At issue was whether a U.S. District Court judge had erred in throwing out, without a trial, claims that Boeing had compensated African-American and white employees differently for similar work. The judge did allow a jury to determine whether the company had been fair in its distribution of job promotions. In December 2005, the jury ruled in Boeing's favor.
The hearing Friday before a panel of 9th U.S. Circuit Court of Appeals judges was the latest development in a saga made more complex because of its duration.
In 1998, a group of African-American employees sued Boeing, alleging that the company had systematically discriminated against them because of their race.
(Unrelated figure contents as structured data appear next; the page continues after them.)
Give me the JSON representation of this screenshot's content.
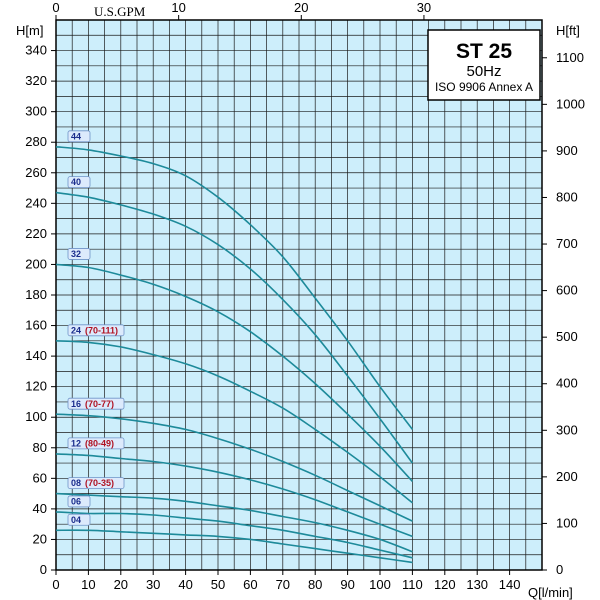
{
  "title_box": {
    "model": "ST 25",
    "frequency": "50Hz",
    "standard": "ISO 9906 Annex A"
  },
  "chart_data": {
    "type": "line",
    "xlabel": "Q[l/min]",
    "ylabel_left": "H[m]",
    "ylabel_right": "H[ft]",
    "xlabel_top": "U.S.GPM",
    "xlim": [
      0,
      150
    ],
    "ylim": [
      0,
      360
    ],
    "x_ticks": [
      0,
      10,
      20,
      30,
      40,
      50,
      60,
      70,
      80,
      90,
      100,
      110,
      120,
      130,
      140
    ],
    "y_ticks_left": [
      0,
      20,
      40,
      60,
      80,
      100,
      120,
      140,
      160,
      180,
      200,
      220,
      240,
      260,
      280,
      300,
      320,
      340
    ],
    "y_ticks_right": [
      0,
      100,
      200,
      300,
      400,
      500,
      600,
      700,
      800,
      900,
      1000,
      1100
    ],
    "x_ticks_top": [
      0,
      10,
      20,
      30
    ],
    "grid": true,
    "x": [
      0,
      10,
      20,
      30,
      40,
      50,
      60,
      70,
      80,
      90,
      100,
      110
    ],
    "series": [
      {
        "label": "44",
        "sub": "",
        "values": [
          277,
          275,
          271,
          266,
          258,
          244,
          226,
          205,
          178,
          150,
          120,
          92
        ]
      },
      {
        "label": "40",
        "sub": "",
        "values": [
          247,
          244,
          239,
          233,
          225,
          213,
          197,
          177,
          154,
          127,
          99,
          70
        ]
      },
      {
        "label": "32",
        "sub": "",
        "values": [
          200,
          198,
          193,
          187,
          179,
          169,
          156,
          140,
          122,
          102,
          81,
          58
        ]
      },
      {
        "label": "24",
        "sub": "(70-111)",
        "values": [
          150,
          149,
          146,
          141,
          135,
          127,
          117,
          106,
          92,
          77,
          61,
          44
        ]
      },
      {
        "label": "16",
        "sub": "(70-77)",
        "values": [
          102,
          101,
          99,
          96,
          92,
          86,
          79,
          71,
          62,
          52,
          42,
          32
        ]
      },
      {
        "label": "12",
        "sub": "(80-49)",
        "values": [
          76,
          75,
          73,
          71,
          68,
          64,
          59,
          53,
          46,
          38,
          30,
          22
        ]
      },
      {
        "label": "08",
        "sub": "(70-35)",
        "values": [
          50,
          49,
          48,
          47,
          45,
          42,
          39,
          35,
          31,
          26,
          20,
          12
        ]
      },
      {
        "label": "06",
        "sub": "",
        "values": [
          38,
          37,
          37,
          36,
          34,
          32,
          29,
          26,
          22,
          18,
          13,
          8
        ]
      },
      {
        "label": "04",
        "sub": "",
        "values": [
          26,
          26,
          25,
          24,
          23,
          22,
          20,
          17,
          14,
          11,
          8,
          5
        ]
      }
    ]
  },
  "colors": {
    "plot_bg": "#cdeefb",
    "grid": "#1a1a1a",
    "curve": "#1d8a9a",
    "badge_fill": "#dceafc",
    "badge_stroke": "#6f93c8"
  }
}
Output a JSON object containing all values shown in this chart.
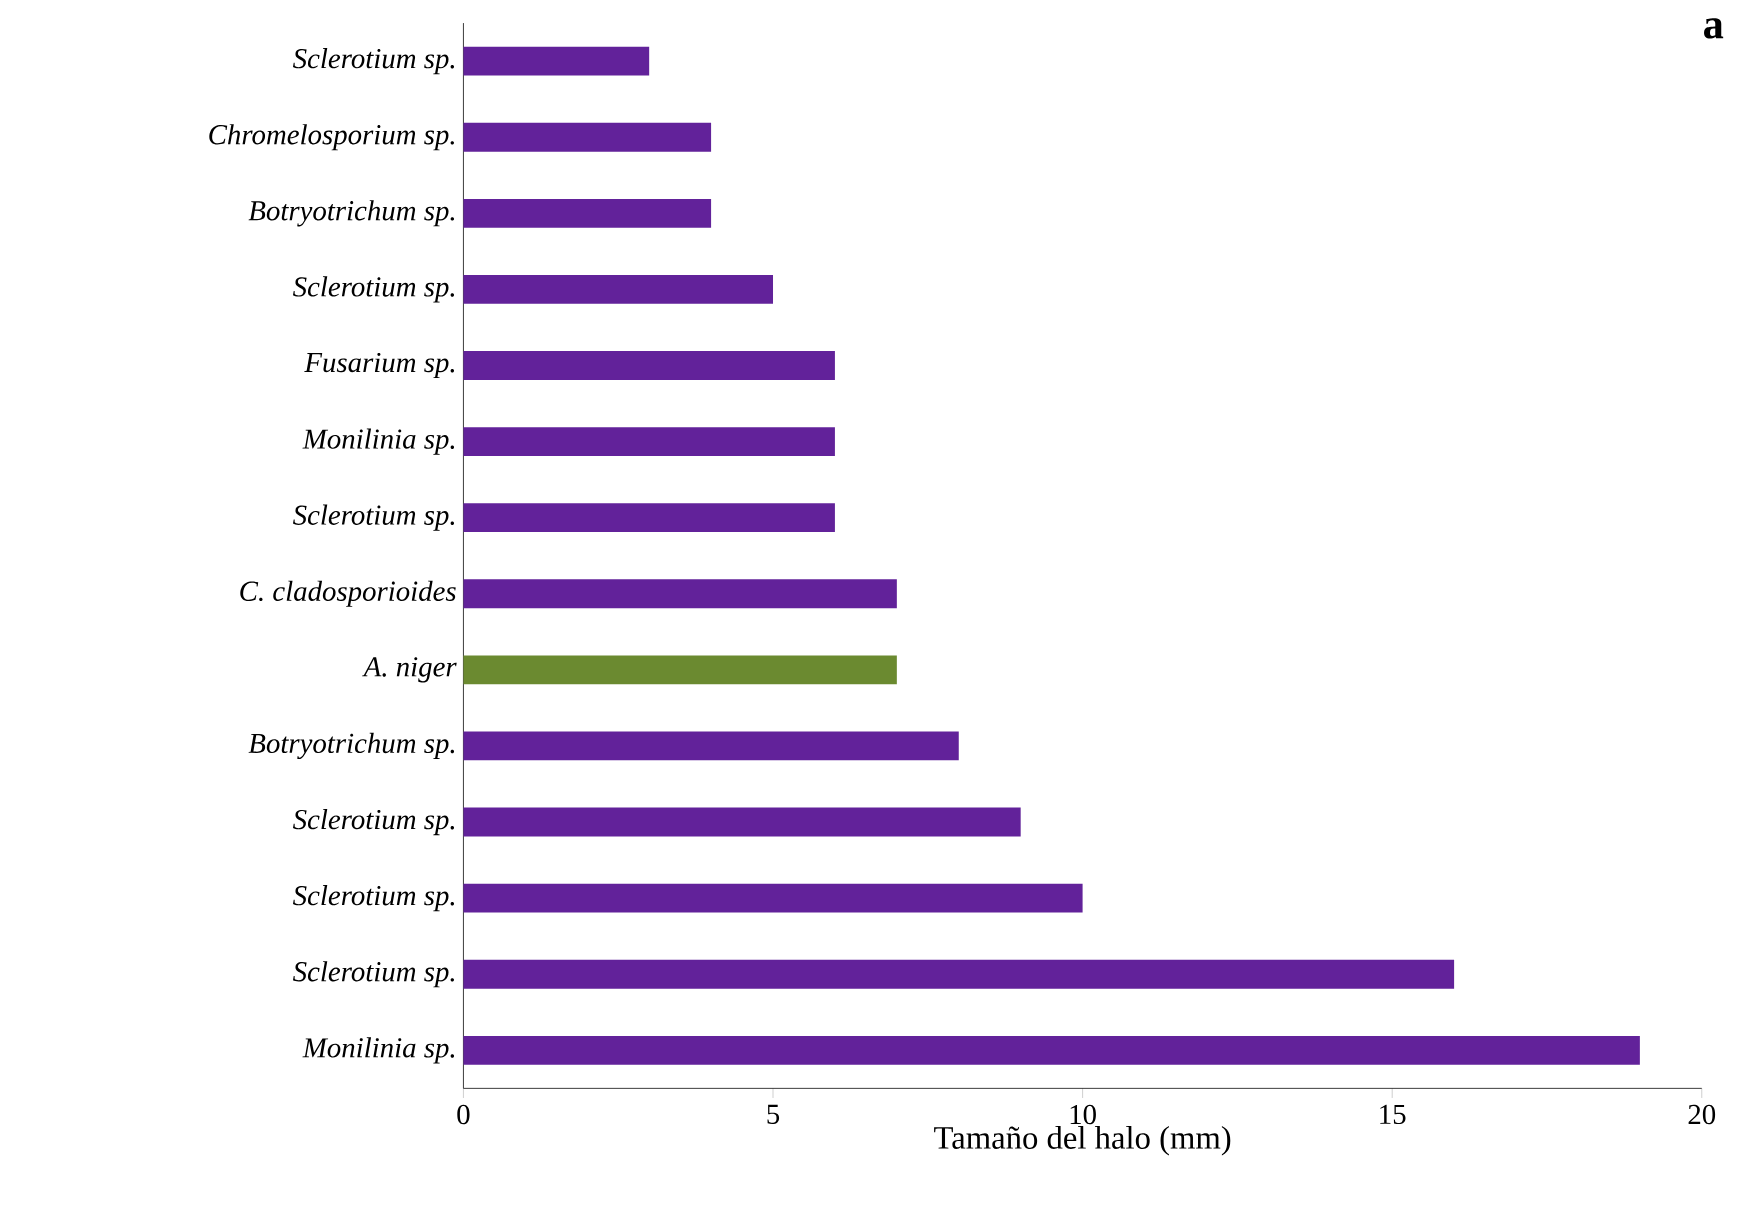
{
  "chart_data": {
    "type": "bar",
    "orientation": "horizontal",
    "title": "a",
    "xlabel": "Tamaño del halo (mm)",
    "categories": [
      "Sclerotium sp.",
      "Chromelosporium sp.",
      "Botryotrichum sp.",
      "Sclerotium sp.",
      "Fusarium sp.",
      "Monilinia sp.",
      "Sclerotium sp.",
      "C. cladosporioides",
      "A. niger",
      "Botryotrichum sp.",
      "Sclerotium sp.",
      "Sclerotium sp.",
      "Sclerotium sp.",
      "Monilinia sp."
    ],
    "values": [
      3,
      4,
      4,
      5,
      6,
      6,
      6,
      7,
      7,
      8,
      9,
      10,
      16,
      19
    ],
    "colors": [
      "#62229a",
      "#62229a",
      "#62229a",
      "#62229a",
      "#62229a",
      "#62229a",
      "#62229a",
      "#62229a",
      "#6b8a30",
      "#62229a",
      "#62229a",
      "#62229a",
      "#62229a",
      "#62229a"
    ],
    "xlim": [
      0,
      20
    ],
    "xticks": [
      0,
      5,
      10,
      15,
      20
    ],
    "grid": false
  }
}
A year later, Boeing settled the case for $15 million, but the settlement was thrown out in 2003 by a panel of appellate judges who determined that the settlement treated class members differently and the attorney fees were excessive.
So, in 2004, the case went to trial again. But, court filings show, the judge decided to throw out additional claims that Boeing had discriminated in its pay, in part because those claims were based on events that had taken place more than four years before, violating the statute of limitations. A jury then determined that Boeing had not racially discriminated in its promotion policies.
On Friday, Craig Spiegel, a partner at Hagens Berman Sobol Shapiro LLP and an attorney for the remaining plaintiffs, argued that the plaintiffs had alleged all the way back to 1998 that Boeing had discriminated in its pay and therefore the court should not have thrown out those claims.
He also said that in the 1999 settlement, Boeing acknowledged the plaintiffs were alleging that Boeing had discriminated in its compensation policies.
"Even if the initial complaints did not allege compensation discrimination, by settling Boeing acknowledged that," he said. Moreover, in court documents, plaintiffs argue that the years during which the 1999 settlement was on appeal should not count under the statute of limitations.
But, in his arguments, Michael Reiss, an attorney at Davis Wright Tremaine who represented Boeing, asked whether "there are any places in the record where an individual ever claims compensation discrimination?"
There are only a few plaintiffs left in the case, and Reiss added that the "notion these four or five individuals are here today seeking to pursue a pre-2000 claim to compensation discrimination is absurd." He asked the court to uphold the district court's decision.
Although the three judges peppered Spiegel with questions, they remained mostly silent during Reiss' arguments.